Cinéma Avec cette mise en scène du rapt du petit-fils du milliardaire américain, Ridley Scott signe un des meilleurs titres de son impressionnante filmo.

Les pauvres ne connaissent pas leur chance. Leurs enfants ne risquent pas d’être kidnappés, une activité criminelle très florissante dans les années 70.

Certains rapts ont marqué les esprits comme l’enlèvement de Patricia Hearst, la petite-fille du magnat de la presse américaine qui a pris fait et cause pour ses ravisseurs. Lola Laffont vient de lui consacrer un livre.

Ridley Scott, lui, met en scène, un kidnapping qui a fait le tour du monde en 1973, celui de John Paul Getty III, le petit-fils de John Paul Getty, l’homme le plus riche du monde, même l’homme le plus riche depuis que l’homme existe, affirme le film.

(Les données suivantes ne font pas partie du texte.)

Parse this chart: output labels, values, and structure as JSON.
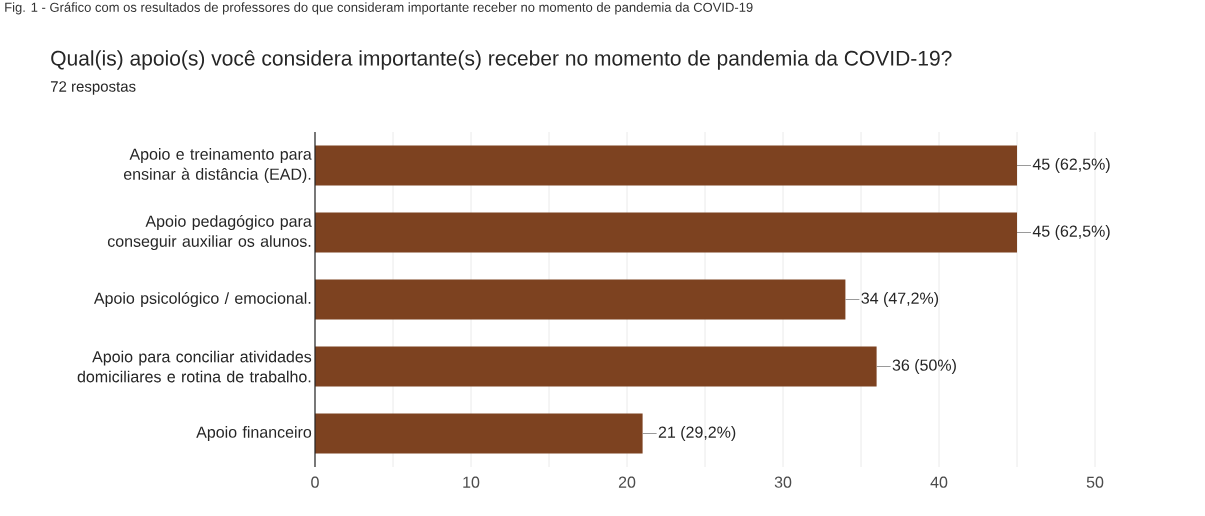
{
  "chart_data": {
    "type": "bar",
    "orientation": "horizontal",
    "title": "Qual(is) apoio(s) você considera importante(s) receber no momento de pandemia da COVID-19?",
    "subtitle": "72 respostas",
    "annotations": [
      "Fig. 1 - Gráfico com os resultados de professores do que consideram importante receber no momento de pandemia da COVID-19"
    ],
    "categories": [
      "Apoio e treinamento para ensinar à distância (EAD).",
      "Apoio pedagógico para conseguir auxiliar os alunos.",
      "Apoio psicológico / emocional.",
      "Apoio para conciliar atividades domiciliares e rotina de trabalho.",
      "Apoio financeiro"
    ],
    "values": [
      45,
      45,
      34,
      36,
      21
    ],
    "value_labels": [
      "45 (62,5%)",
      "45 (62,5%)",
      "34 (47,2%)",
      "36 (50%)",
      "21 (29,2%)"
    ],
    "color": "#7d4220",
    "xlim": [
      0,
      50
    ],
    "xticks": [
      0,
      {
        "value": 5,
        "label": null
      },
      10,
      {
        "value": 15,
        "label": null
      },
      20,
      {
        "value": 25,
        "label": null
      },
      30,
      {
        "value": 35,
        "label": null
      },
      40,
      {
        "value": 45,
        "label": null
      },
      50
    ],
    "grid": "x"
  }
}
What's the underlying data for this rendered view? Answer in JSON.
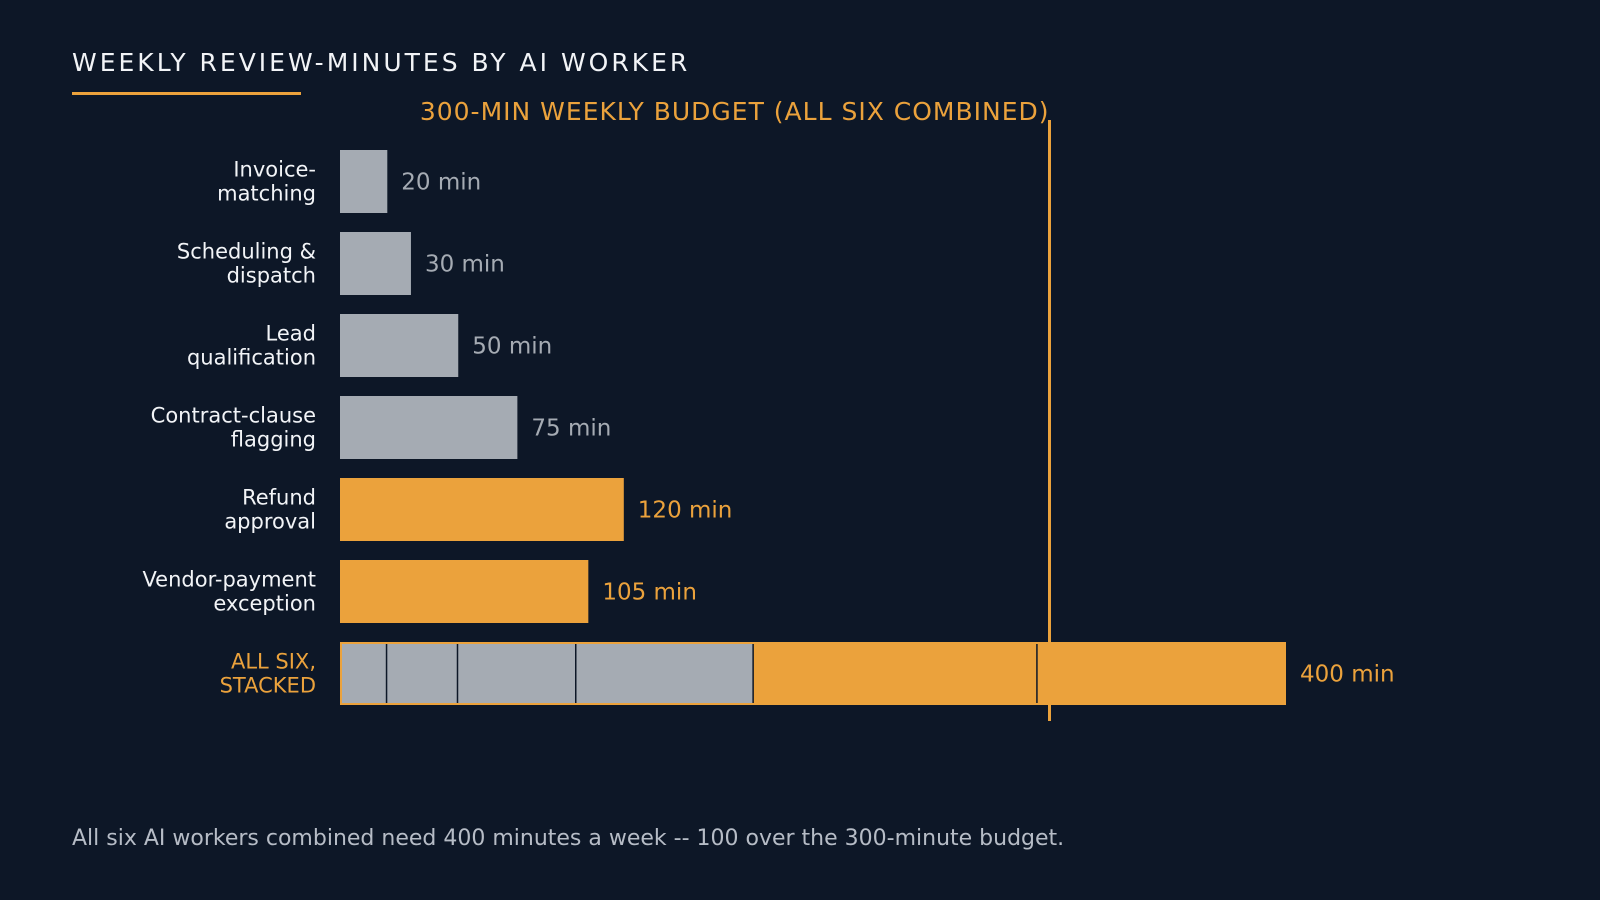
{
  "title": "WEEKLY REVIEW-MINUTES BY AI WORKER",
  "caption": "All six AI workers combined need 400 minutes a week -- 100 over the 300-minute budget.",
  "colors": {
    "background": "#0d1727",
    "neutral_bar": "#a5abb3",
    "accent": "#eba23c",
    "label_text": "#f2f4f7",
    "caption_text": "#b6bcc6"
  },
  "chart_data": {
    "type": "bar",
    "orientation": "horizontal",
    "unit": "min",
    "xlim": [
      0,
      400
    ],
    "grid": false,
    "categories": [
      [
        "Invoice-",
        "matching"
      ],
      [
        "Scheduling &",
        "dispatch"
      ],
      [
        "Lead",
        "qualification"
      ],
      [
        "Contract-clause",
        "flagging"
      ],
      [
        "Refund",
        "approval"
      ],
      [
        "Vendor-payment",
        "exception"
      ]
    ],
    "values": [
      20,
      30,
      50,
      75,
      120,
      105
    ],
    "value_labels": [
      "20 min",
      "30 min",
      "50 min",
      "75 min",
      "120 min",
      "105 min"
    ],
    "highlighted": [
      false,
      false,
      false,
      false,
      true,
      true
    ],
    "stacked_total": {
      "label": [
        "ALL SIX,",
        "STACKED"
      ],
      "value": 400,
      "value_label": "400 min"
    },
    "reference_line": {
      "value": 300,
      "label": "300-MIN WEEKLY BUDGET (ALL SIX COMBINED)"
    }
  }
}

Il a 17 ans lorsqu’il est enlevé à Rome par des ravisseurs qui exigent 17 millions de dollars pour sa libération. Le montant devait être plus rond en lires (et bien plus astronomique encore). Evidemment, rien ne va se passer comme prévu, non seulement les rebondissements sont stupéfiants, mais il y a de quoi nourrir un passionnant thriller… psychologique .

C’est que la dimension policière est assez négligeable, impossible de se lancer sur les pistes de dizaines de revendications. La tension de ce thriller ne vient pas du jeu du chat et de la souris entre enquêteurs et malfrats, mais entre une mère qui veut sauver son fils mais n’a pas l’argent et son ex-beau père, - incapable de compter son argent - il y en a trop - mais qui refuse de lâcher un dollar pour son petit-fils.

Le développement de cette trame voit surgir un deuxième thème : comment être riche ?

Et Ridley Scott d’exposer quelques comportements caractéristiques du milliardaire, dont son désir irrépressible de l’être toujours davantage. De quoi assécher définitivement la théorie du ruissellement. Voilà qui rend ce thriller autrement plus passionnant qu’une succession de fusillades et de cascades. Car il ne s’agit pas de faire le portrait d’un avare américain, de creuser le thème de la cupidité mais d’observer un champion du business à l’œuvre, de prendre le pouls d’un cœur froid comme le marbre des statues antiques qu’il collectionne.

Il y a du "Citizen Kane" dans ce J. Paul Getty, dans cette façon d’entasser les œuvres dans son palais anglais, de ne pouvoir ressentir d’émotion qu’en présence d’une œuvre d’art qu’il chérit. D’où sa capacité à claquer des millions pour une toile de la Renaissance mais pas pour la rançon de son petit-fils.

A l’instar du kidnapping, le film ne s’est pas, non plus, déroulé comme prévu. En effet, l’interprète de Paul Getty, Kevin Spacey, fut emporté par les suites du scandale Weinstein. Alors que le montage était terminé, Ridley Scott a néanmoins pris la décision de faire retourner toutes les scènes de Spacey par un autre acteur - Christopher Plummer -, sans même modifier la date de sortie, course aux oscars oblige.

La performance technologique est hallucinante car elle est invisible. Mais, au-delà, on a la conviction que ce remplacement bénéficie au film. Christopher Plummer n’a pas eu besoin des cinq heures de maquillage imposées à Spacey pour avoir l’air d’avoir 81 ans, vu qu’il en a 88 (mais il ne les fait pas). Et puis, son image est bien moins stéréotypée que celle de Spacey, ce qui rend d’autant plus glaçant et fascinant, son affrontement avec sa belle-fille, Michelle Williams dont la fébrilité, jamais forcée, est toujours bouleversante. Mark Wahlberg surprend aussi dans un rôle en creux. On se dit qu’il va être l’homme de la situation. Pas vraiment.

A 80 ans, Ridley Scott signe un des meilleurs titres de son impressionnante filmographie.


© IPM
Réalisation : Ridley Scott. Scénario : David Scarpa d’après l’œuvre de John Pearson. Image : Dariusz Wolski. Directeur artistique : Arwel Evans. Avec Michelle Williams, Christopher Plummer, Mark Wahlberg, Romain Duris… 2h15.